The first time I heard Prelude No. 1 in C Major I was hooked. Of course I didn't know at the time what it was called but I heard a piano player perform this beautiful composition when I was about 8 years old and knew I had to play it. My gracious piano teacher suggested that although I wasn't quite ready to tackle that piece by Johann Sebastian Bach quite yet, there were many others by the composer in simple arrangements I could start with. After that whenever I got a new piano book I would quickly scan the table of contents to find the songs written by Bach and dive into those first. Bach, by any sort of musical measuring stick I apply, is my favourite composer.
         Bach came from a dynasty of musicians and he raised a family of musicians. He was a church composer and performer for much of his life and and also worked in the royal court for a time, but returned to the church (at a much lower salary) where he could express his devotion to God through his music. His abilities as an organist were highly respected during his lifetime, but he was not widely regarded as a great composer until his music was rediscovered by other composers the likes of Mozart and Mendelssohn. Bach's influence can be felt today and it has been suggested that those who don't know classical music, know Bach.
         Bach composed for many different instruments and his works are considered genius by many scholars. Bach however believed his talent was only part of the equation. He studied the works of other composers, often walking for many miles to hear the performances of others, gleaning what he could, and working by candlelight late into the night to make copies of adaptations of his contemporaries. "I have worked hard, " he once said, "anyone who works just as hard will go just as far."
         I love listening to his Brandenburg Concertos, Air from Orchestral Suite No. 3 and numerous others because his focus on beautiful melodies is unparalleled. However his contribution can't be found only in his repertoire but also in the techniques he applied to that music.

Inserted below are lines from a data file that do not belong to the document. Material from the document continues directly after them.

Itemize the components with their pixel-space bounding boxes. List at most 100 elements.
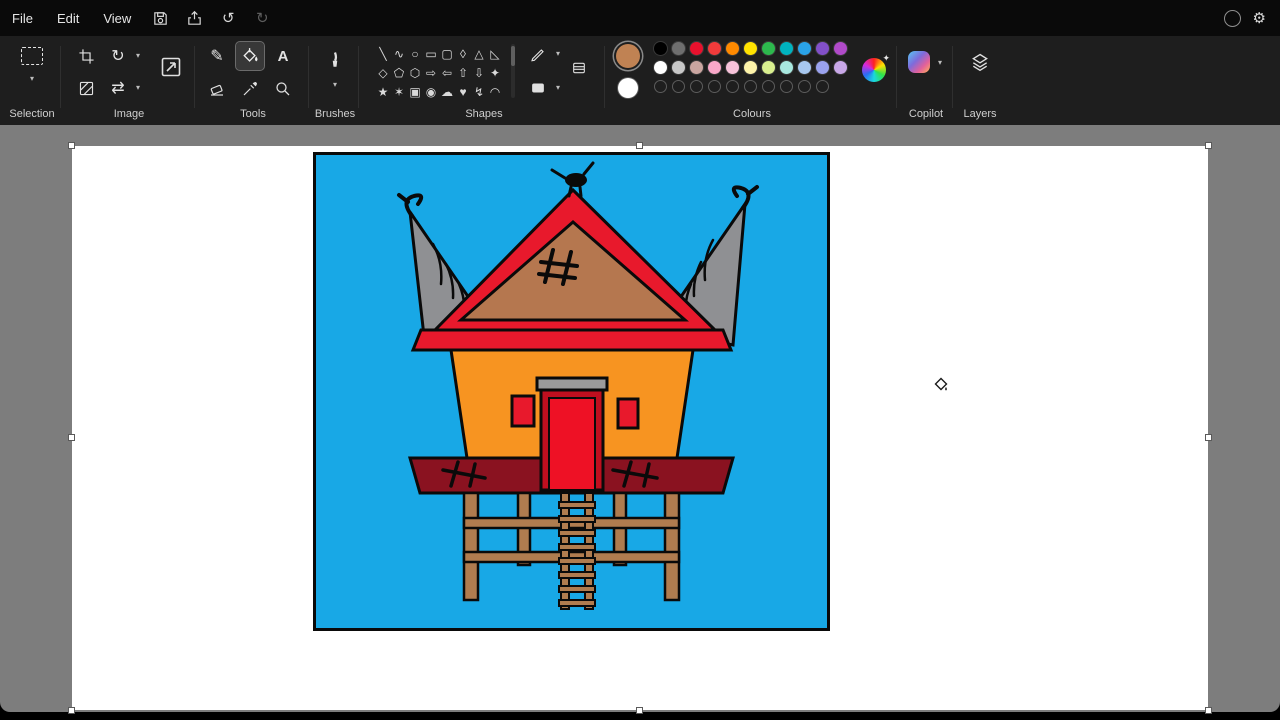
colour-swatch[interactable] (672, 61, 685, 74)
undo-button[interactable]: ↺ (213, 5, 243, 31)
colour-swatch[interactable] (672, 42, 685, 55)
shape-rectangle[interactable]: ▭ (423, 44, 439, 63)
redo-button[interactable]: ↻ (247, 5, 277, 31)
selection-handle-se[interactable] (1205, 707, 1212, 714)
shape-six-point-star[interactable]: ✶ (391, 82, 407, 99)
menu-view[interactable]: View (91, 7, 143, 30)
canvas[interactable] (68, 142, 1212, 714)
crop-button[interactable] (72, 42, 100, 70)
colour-swatch[interactable] (762, 42, 775, 55)
selection-handle-n[interactable] (636, 142, 643, 149)
colour-swatch[interactable] (654, 42, 667, 55)
shapes-scrollbar[interactable] (511, 44, 515, 98)
selection-handle-nw[interactable] (68, 142, 75, 149)
empty-colour-slot[interactable] (780, 80, 793, 93)
selection-handle-sw[interactable] (68, 707, 75, 714)
flip-dropdown[interactable]: ▾ (132, 83, 144, 92)
edit-colours-button[interactable]: ✦ (862, 53, 890, 82)
shape-right-triangle[interactable]: ◺ (487, 44, 503, 63)
selection-handle-ne[interactable] (1205, 142, 1212, 149)
copilot-button[interactable] (905, 48, 933, 76)
shape-oval[interactable]: ○ (407, 44, 423, 63)
menu-file[interactable]: File (0, 7, 45, 30)
shape-style-button[interactable] (567, 56, 591, 80)
colour-swatch[interactable] (708, 42, 721, 55)
rotate-button[interactable]: ↻ (104, 42, 132, 70)
empty-colour-slot[interactable] (816, 80, 829, 93)
pencil-tool-button[interactable]: ✎ (203, 42, 231, 70)
shape-triangle[interactable]: △ (471, 44, 487, 63)
colour-swatch[interactable] (816, 61, 829, 74)
selection-tool-button[interactable] (18, 42, 46, 70)
shape-lightning[interactable]: ↯ (471, 82, 487, 99)
fill-tool-button[interactable] (235, 41, 265, 71)
shape-left-arrow[interactable]: ⇦ (439, 63, 455, 82)
colour-swatch[interactable] (690, 61, 703, 74)
empty-colour-slot[interactable] (762, 80, 775, 93)
colour-swatch[interactable] (744, 42, 757, 55)
colour-swatch[interactable] (798, 61, 811, 74)
shape-fill-button[interactable] (526, 76, 550, 100)
shape-heart[interactable]: ♥ (455, 82, 471, 99)
colour-swatch[interactable] (690, 42, 703, 55)
shape-cloud-callout[interactable]: ☁ (439, 82, 455, 99)
colour-swatch[interactable] (726, 61, 739, 74)
empty-colour-slot[interactable] (690, 80, 703, 93)
texture-button[interactable] (72, 74, 100, 102)
shape-hexagon[interactable]: ⬡ (407, 63, 423, 82)
colour-swatch[interactable] (780, 42, 793, 55)
empty-colour-slot[interactable] (798, 80, 811, 93)
shape-outline-button[interactable] (526, 42, 550, 66)
shape-outline-dropdown[interactable]: ▾ (552, 49, 564, 58)
shape-fill-dropdown[interactable]: ▾ (552, 83, 564, 92)
colour1-swatch[interactable] (616, 44, 640, 68)
shape-curve[interactable]: ∿ (391, 44, 407, 63)
brushes-button[interactable] (321, 46, 349, 74)
shape-four-point-star[interactable]: ✦ (487, 63, 503, 82)
colour-swatch[interactable] (780, 61, 793, 74)
colour-swatch[interactable] (744, 61, 757, 74)
settings-button[interactable]: ⚙ (1253, 9, 1266, 27)
shape-five-point-star[interactable]: ★ (375, 82, 391, 99)
eraser-tool-button[interactable] (203, 75, 231, 103)
selection-handle-w[interactable] (68, 434, 75, 441)
rotate-dropdown[interactable]: ▾ (132, 51, 144, 60)
empty-colour-slot[interactable] (726, 80, 739, 93)
colour-swatch[interactable] (726, 42, 739, 55)
scrollbar-thumb[interactable] (511, 46, 515, 66)
text-tool-button[interactable]: A (269, 42, 297, 70)
empty-colour-slot[interactable] (708, 80, 721, 93)
shape-pentagon[interactable]: ⬠ (391, 63, 407, 82)
empty-colour-slot[interactable] (744, 80, 757, 93)
colour-swatch[interactable] (834, 42, 847, 55)
shape-rectangular-callout[interactable]: ▣ (407, 82, 423, 99)
shape-rounded-rectangle[interactable]: ▢ (439, 44, 455, 63)
shape-polygon[interactable]: ◊ (455, 44, 471, 63)
colour-swatch[interactable] (762, 61, 775, 74)
copilot-dropdown[interactable]: ▾ (934, 58, 946, 67)
resize-button[interactable] (154, 50, 188, 84)
shape-up-arrow[interactable]: ⇧ (455, 63, 471, 82)
account-icon[interactable] (1223, 9, 1241, 27)
selection-handle-s[interactable] (636, 707, 643, 714)
shape-line[interactable]: ╲ (375, 44, 391, 63)
empty-colour-slot[interactable] (654, 80, 667, 93)
colour-swatch[interactable] (816, 42, 829, 55)
save-button[interactable] (145, 5, 175, 31)
selection-handle-e[interactable] (1205, 434, 1212, 441)
shape-diamond[interactable]: ◇ (375, 63, 391, 82)
layers-button[interactable] (966, 48, 994, 76)
color-picker-tool-button[interactable] (236, 75, 264, 103)
colour-swatch[interactable] (834, 61, 847, 74)
colour-swatch[interactable] (654, 61, 667, 74)
shape-oval-callout[interactable]: ◉ (423, 82, 439, 99)
shape-down-arrow[interactable]: ⇩ (471, 63, 487, 82)
selection-dropdown[interactable]: ▾ (26, 74, 38, 83)
colour-swatch[interactable] (798, 42, 811, 55)
shape-right-arrow[interactable]: ⇨ (423, 63, 439, 82)
shape-arc[interactable]: ◠ (487, 82, 503, 99)
menu-edit[interactable]: Edit (45, 7, 91, 30)
colour2-swatch[interactable] (618, 78, 638, 98)
brushes-dropdown[interactable]: ▾ (329, 80, 341, 89)
share-button[interactable] (179, 5, 209, 31)
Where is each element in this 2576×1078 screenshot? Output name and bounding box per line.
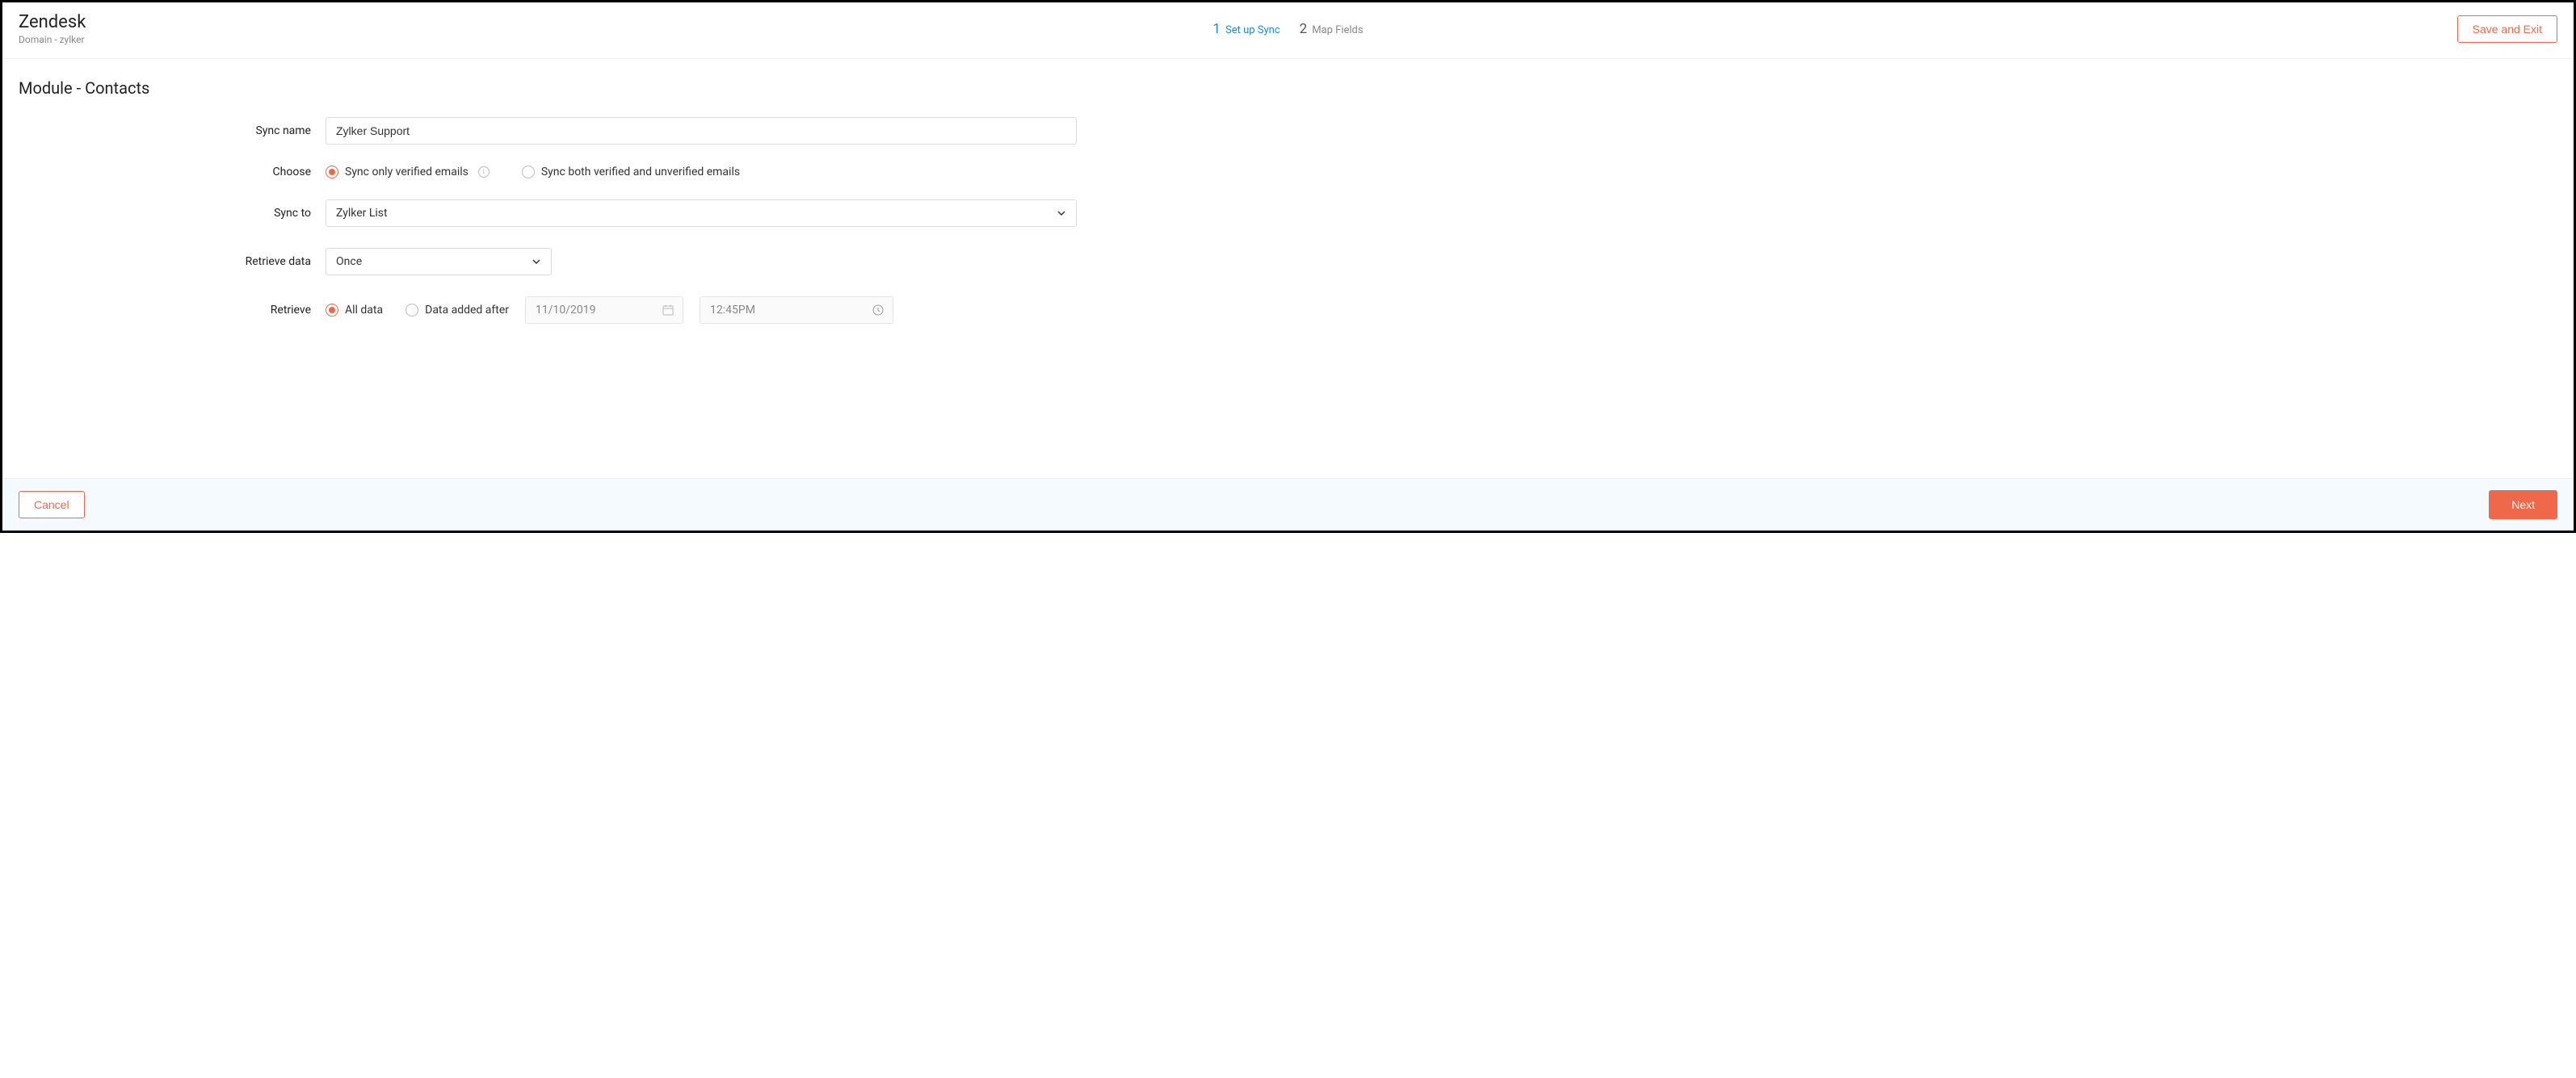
date-input[interactable]: 11/10/2019 [525,296,683,324]
label-retrieve-data: Retrieve data [19,255,326,268]
header-right: Save and Exit [2457,15,2557,43]
save-and-exit-button[interactable]: Save and Exit [2457,15,2557,43]
header-left: Zendesk Domain - zylker [19,12,86,45]
step-map-fields[interactable]: 2 Map Fields [1300,21,1364,37]
radio-all-data[interactable]: All data [326,304,383,317]
radio-circle-icon [522,166,535,178]
time-value: 12:45PM [710,304,755,317]
syncign-to-select[interactable]: Zylker List [326,199,1077,227]
radio-label: All data [345,304,383,317]
cancel-button[interactable]: Cancel [19,491,85,518]
step-label: Map Fields [1312,24,1363,36]
footer-bar: Cancel Next [2,478,2574,531]
radio-circle-icon [326,166,338,178]
label-choose: Choose [19,166,326,178]
step-setup-sync[interactable]: 1 Set up Sync [1212,21,1280,37]
label-retrieve: Retrieve [19,304,326,317]
wizard-steps: 1 Set up Sync 2 Map Fields [1212,21,1363,37]
chevron-down-icon [1057,208,1066,218]
label-sync-name: Sync name [19,124,326,137]
radio-sync-both[interactable]: Sync both verified and unverified emails [522,166,740,178]
label-sync-to: Sync to [19,207,326,220]
info-icon[interactable]: i [478,166,490,178]
sync-form: Sync name Choose Sync only verified emai… [19,117,1085,324]
radio-data-added-after[interactable]: Data added after [406,304,509,317]
sync-name-input[interactable] [326,117,1077,145]
radio-circle-icon [406,304,418,317]
select-value: Zylker List [336,207,388,220]
row-choose: Choose Sync only verified emails i Sync … [19,166,1085,178]
row-sync-to: Sync to Zylker List [19,199,1085,227]
radio-label: Sync only verified emails [345,166,469,178]
time-input[interactable]: 12:45PM [700,296,893,324]
row-sync-name: Sync name [19,117,1085,145]
select-value: Once [336,255,362,268]
radio-circle-icon [326,304,338,317]
date-value: 11/10/2019 [536,304,596,317]
radio-label: Sync both verified and unverified emails [541,166,740,178]
domain-subtitle: Domain - zylker [19,34,86,45]
next-button[interactable]: Next [2489,490,2557,519]
retrieve-data-select[interactable]: Once [326,248,552,275]
step-label: Set up Sync [1225,24,1280,36]
clock-icon [872,304,885,317]
radio-sync-verified[interactable]: Sync only verified emails i [326,166,490,178]
row-retrieve-data: Retrieve data Once [19,248,1085,275]
row-retrieve: Retrieve All data Data added after 1 [19,296,1085,324]
radio-label: Data added after [425,304,509,317]
step-number: 1 [1212,21,1221,37]
app-title: Zendesk [19,12,86,32]
module-title: Module - Contacts [19,78,2557,98]
form-section: Module - Contacts Sync name Choose Sync … [2,59,2574,478]
choose-radio-group: Sync only verified emails i Sync both ve… [326,166,740,178]
chevron-down-icon [532,257,541,266]
calendar-icon [662,304,674,317]
retrieve-radio-group: All data Data added after [326,304,509,317]
step-number: 2 [1300,21,1308,37]
header-bar: Zendesk Domain - zylker 1 Set up Sync 2 … [2,2,2574,59]
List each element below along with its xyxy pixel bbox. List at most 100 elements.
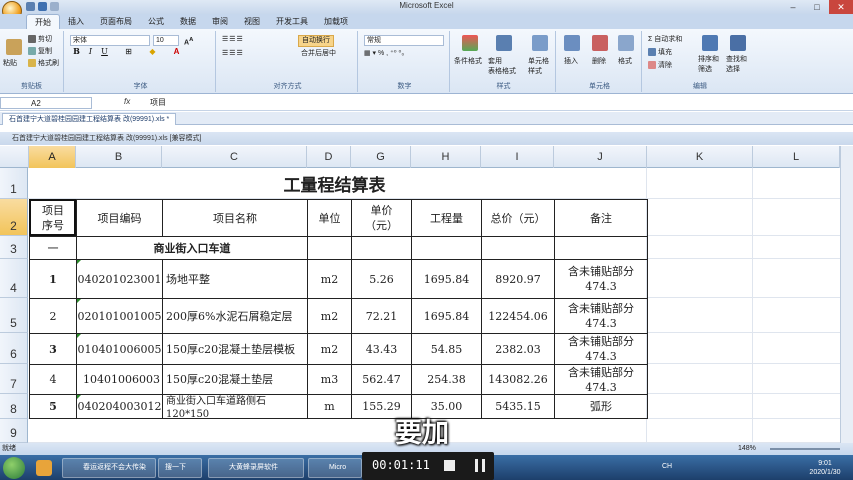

         Prior to Bach, keyboard playing rarely involved the use of the performer's thumbs. Bach's new fingering techniques retained many features of conventional playing of the time, but introduced far greater use of the thumb.
         Anyone who has taken a piano lesson has had a teacher talk of the importance of hand position and correct fingering. It can mean the difference between a competent or completely sloppy version of a piece. So you straighten your posture, double check your finger position, and practice, practice, practice to get the song sounding right. But imagine sitting at the instrument and totally re-envisioning how to create tone by repositioning your hands and incorporating the use of thumbs. So necessary to keyboard players today…so revolutionary in its day.
         New and great ideas don't happen on their own. Individuals like you and I tap into imagination, creativity…perhaps even a spark of genius…and then need to display the courage to make the attempt, and the resolve to keep going regardless of initial success or not.
         As we take a look around the homes we live in, the spaces we work in, or the ways we get from place to place we have to recognize that we are the beneficiaries of the minds of inventors, designers and innovators who had ideas and then took the steps to act on them. But for each item or idea we can see or utilize there is a trail of discarded paper, prototypes and projects that didn't quite make it but continue to be built upon. Some of those ideas may end up on our computers, in our stores, or as options in our homes. Other times those innovations are the ones meant just for use in our own lives; finding the best way to explain the homework to our child, reorganizing our activities to reflect our priorities; or recognizing the strengths we have to complete what is needed in a way unique to us. We may not all invent something the world will embrace, but we can each bring innovation to our lives and communities that can have as profound an impact as incorporating 10 fingers in the playing of fugues in concert halls, or scales in our living room.
          We need to be willing to see beyond the way things are now and imagines ourselves to be the one that can make something happen in a way it never has before. Sometimes the greatest innovations are right in front of our eyes--or at the end of our hands. That's my outlook.